Грета мне улыбнулась, но как-то жиденько.
32
Той ночью я пошла на Мамочкину могилу, не на фальшивую, а настоящую — ту, что в лесу. Привалилась спиной к старому дубу и разговаривала с Мамочкой. Луна светила так ярко и так ясно, что, прищурившись, я видела Мамочку: она сидела, так же привалившись к соседнему дубу, болтала со мной, купалась в серебряном свете, вбирала в себя Луну.
Наверно, в тот момент я немного спятила и не могу с уверенностью сказать, видела это или просто вспоминала. А может, вспомнила и потому увидела. И разве память так уж сильно отличается от воображения, если все равно никто не может мне сказать, происходило это на самом деле или нет? Мамочка говорила со мной о пении, о том, что я прирожденная певчая и что негоже прятать мой талант.
— Возьми хоть малышей, — сказала она. — Что они делают, как только вылезают?
— Орут, — сказала я.
— Вот-вот, они орут, потому что им больно смотреть на этот мир; они страдают, потому что свет им режет глаза. Но вскоре они перестают орать, боль отступает, и они начинают видеть только красоту, еще не зная, что это. Когда ты поешь, то чувствуешь то же самое.
— Страдание?
— Да. Ты орешь, но тебе становится легче. И постепенно боль отступает. Ведь песни все о боли. Конечно, бывают и веселые песенки, но даже в них, если прислушаться, есть страдание. Исправить песней ничего нельзя, но можно сделать так, что боль отступит и ты увидишь, что за ней. И коль ты уродилась такой певуньей, так и дари это людям.

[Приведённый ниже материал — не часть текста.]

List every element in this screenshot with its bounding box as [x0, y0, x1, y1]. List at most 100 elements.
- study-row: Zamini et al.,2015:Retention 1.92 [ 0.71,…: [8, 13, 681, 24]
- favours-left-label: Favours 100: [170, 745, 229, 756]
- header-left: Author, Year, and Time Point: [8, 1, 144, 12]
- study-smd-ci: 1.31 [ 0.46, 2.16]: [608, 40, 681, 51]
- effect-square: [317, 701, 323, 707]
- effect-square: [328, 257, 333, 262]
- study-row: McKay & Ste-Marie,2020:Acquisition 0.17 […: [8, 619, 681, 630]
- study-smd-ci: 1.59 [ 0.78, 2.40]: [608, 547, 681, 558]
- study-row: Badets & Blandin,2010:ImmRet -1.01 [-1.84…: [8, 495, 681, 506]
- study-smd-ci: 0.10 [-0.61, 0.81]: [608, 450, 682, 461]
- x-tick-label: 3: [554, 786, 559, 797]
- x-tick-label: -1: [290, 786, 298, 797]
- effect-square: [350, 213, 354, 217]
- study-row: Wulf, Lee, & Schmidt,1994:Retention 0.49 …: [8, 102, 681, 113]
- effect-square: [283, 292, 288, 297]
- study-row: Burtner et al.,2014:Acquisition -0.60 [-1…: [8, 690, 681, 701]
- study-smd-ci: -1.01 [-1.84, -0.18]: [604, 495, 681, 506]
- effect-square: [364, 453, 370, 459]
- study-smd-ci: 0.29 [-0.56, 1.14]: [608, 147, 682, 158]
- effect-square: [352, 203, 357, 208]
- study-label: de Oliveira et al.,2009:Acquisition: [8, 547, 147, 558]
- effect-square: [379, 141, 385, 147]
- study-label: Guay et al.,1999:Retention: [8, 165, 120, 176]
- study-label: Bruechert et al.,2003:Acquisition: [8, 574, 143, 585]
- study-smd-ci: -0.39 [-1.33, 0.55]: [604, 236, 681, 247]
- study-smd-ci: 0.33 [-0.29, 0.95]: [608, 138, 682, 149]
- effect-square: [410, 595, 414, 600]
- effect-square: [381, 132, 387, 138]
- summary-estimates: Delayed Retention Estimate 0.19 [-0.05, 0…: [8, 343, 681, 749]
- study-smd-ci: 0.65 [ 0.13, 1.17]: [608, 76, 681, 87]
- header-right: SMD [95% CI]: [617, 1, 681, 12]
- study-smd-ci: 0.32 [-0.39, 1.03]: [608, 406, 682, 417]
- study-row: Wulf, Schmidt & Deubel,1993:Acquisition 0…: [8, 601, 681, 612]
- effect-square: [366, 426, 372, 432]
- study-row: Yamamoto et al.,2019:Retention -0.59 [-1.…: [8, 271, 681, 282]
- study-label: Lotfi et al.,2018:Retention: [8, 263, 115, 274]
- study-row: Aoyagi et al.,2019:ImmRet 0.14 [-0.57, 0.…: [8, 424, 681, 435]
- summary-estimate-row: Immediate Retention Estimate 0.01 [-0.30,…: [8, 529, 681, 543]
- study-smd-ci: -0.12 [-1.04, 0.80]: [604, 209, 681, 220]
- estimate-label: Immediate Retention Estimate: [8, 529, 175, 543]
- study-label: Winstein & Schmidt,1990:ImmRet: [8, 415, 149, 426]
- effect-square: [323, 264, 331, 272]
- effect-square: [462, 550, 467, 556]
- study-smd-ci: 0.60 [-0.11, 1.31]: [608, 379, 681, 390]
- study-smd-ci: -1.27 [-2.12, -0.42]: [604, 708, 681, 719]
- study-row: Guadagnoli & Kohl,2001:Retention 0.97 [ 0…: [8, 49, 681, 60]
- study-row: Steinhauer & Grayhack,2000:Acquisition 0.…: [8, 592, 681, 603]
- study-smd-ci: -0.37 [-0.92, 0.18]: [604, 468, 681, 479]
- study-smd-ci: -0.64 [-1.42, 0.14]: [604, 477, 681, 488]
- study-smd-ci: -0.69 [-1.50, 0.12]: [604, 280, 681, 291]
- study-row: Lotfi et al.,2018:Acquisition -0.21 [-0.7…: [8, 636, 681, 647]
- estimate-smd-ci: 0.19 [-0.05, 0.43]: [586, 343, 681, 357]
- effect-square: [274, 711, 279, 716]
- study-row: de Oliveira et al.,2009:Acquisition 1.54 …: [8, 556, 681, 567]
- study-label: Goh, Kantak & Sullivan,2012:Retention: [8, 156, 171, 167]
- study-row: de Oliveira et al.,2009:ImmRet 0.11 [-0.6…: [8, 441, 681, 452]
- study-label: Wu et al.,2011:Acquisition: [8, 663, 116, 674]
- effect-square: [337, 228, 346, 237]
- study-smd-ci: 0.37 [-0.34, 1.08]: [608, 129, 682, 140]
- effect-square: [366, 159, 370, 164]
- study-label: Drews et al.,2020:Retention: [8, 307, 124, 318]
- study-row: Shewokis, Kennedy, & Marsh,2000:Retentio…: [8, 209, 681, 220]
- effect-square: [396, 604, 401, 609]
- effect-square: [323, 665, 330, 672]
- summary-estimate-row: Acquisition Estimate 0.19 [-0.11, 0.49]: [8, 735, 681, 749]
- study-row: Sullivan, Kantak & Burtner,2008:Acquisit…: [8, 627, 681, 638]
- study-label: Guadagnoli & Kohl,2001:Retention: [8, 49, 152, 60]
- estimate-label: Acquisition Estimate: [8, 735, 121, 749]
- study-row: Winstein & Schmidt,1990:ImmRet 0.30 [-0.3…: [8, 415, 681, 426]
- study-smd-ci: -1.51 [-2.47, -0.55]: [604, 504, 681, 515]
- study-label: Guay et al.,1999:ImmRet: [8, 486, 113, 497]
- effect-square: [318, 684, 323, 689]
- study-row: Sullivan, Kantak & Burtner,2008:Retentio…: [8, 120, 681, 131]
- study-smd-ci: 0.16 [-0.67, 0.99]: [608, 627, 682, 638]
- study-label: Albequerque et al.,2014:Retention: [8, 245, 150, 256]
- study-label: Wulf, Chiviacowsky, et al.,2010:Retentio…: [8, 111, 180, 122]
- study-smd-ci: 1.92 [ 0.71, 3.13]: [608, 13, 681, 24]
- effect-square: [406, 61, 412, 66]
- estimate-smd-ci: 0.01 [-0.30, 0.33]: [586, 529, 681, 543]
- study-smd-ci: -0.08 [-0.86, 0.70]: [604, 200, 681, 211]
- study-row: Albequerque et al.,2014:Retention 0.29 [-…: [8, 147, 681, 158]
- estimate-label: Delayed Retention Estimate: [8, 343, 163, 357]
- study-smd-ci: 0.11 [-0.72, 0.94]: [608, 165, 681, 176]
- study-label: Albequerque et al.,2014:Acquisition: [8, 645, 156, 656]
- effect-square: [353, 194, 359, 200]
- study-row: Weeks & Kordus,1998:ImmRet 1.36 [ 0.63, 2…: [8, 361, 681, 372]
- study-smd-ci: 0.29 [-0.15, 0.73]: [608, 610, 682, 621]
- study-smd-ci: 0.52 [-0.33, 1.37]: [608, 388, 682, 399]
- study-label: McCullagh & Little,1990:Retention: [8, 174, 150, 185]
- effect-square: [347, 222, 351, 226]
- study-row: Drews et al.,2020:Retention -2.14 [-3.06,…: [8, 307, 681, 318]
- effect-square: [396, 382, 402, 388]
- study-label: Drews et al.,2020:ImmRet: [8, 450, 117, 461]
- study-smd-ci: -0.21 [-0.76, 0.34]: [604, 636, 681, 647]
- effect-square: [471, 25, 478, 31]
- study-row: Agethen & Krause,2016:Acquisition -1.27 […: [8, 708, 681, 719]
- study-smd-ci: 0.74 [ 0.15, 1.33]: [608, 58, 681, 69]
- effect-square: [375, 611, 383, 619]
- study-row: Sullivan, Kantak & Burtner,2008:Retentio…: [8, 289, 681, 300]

Я ей сказала, что поняла. Или мне показалось.
Но Мамочка не умела долго оставаться серьезной. Она поднялась на ноги и скинула туфли:
— Давай, Осока, подключайся. Один последний танец перед тем, как я уйду. Наш маленький последний танец.
Я тоже встала и в лунном свете, одаривающем леса и орошающем землю, захлопала в ладоши, отбивая ритм, и спела развеселую «Мэрроубоунз», ее самую-пресамую любимую песню. Она задрала юбку до колен и танцевала, танцевала — а лицо ее сияло от счастья и шаловливой радости, и я с трудом сдерживалась, чтобы не рассмеяться.
— Ты только погляди на эти старые кости! — кричала Мамочка, размахивая ногами посреди колокольчиков. — Гляди, как старый мешок с костями танцует под луной. И что нам за дело, как о нас подумают люди!
Она плясала и скакала, а я все хлопала в ладоши и заливалась смехом. Луна светила прямо на нее. Казалось, Мамочка ее звала, а Луна ее напитывала. Луна рассеивалась от нее. Луна была ее покровом.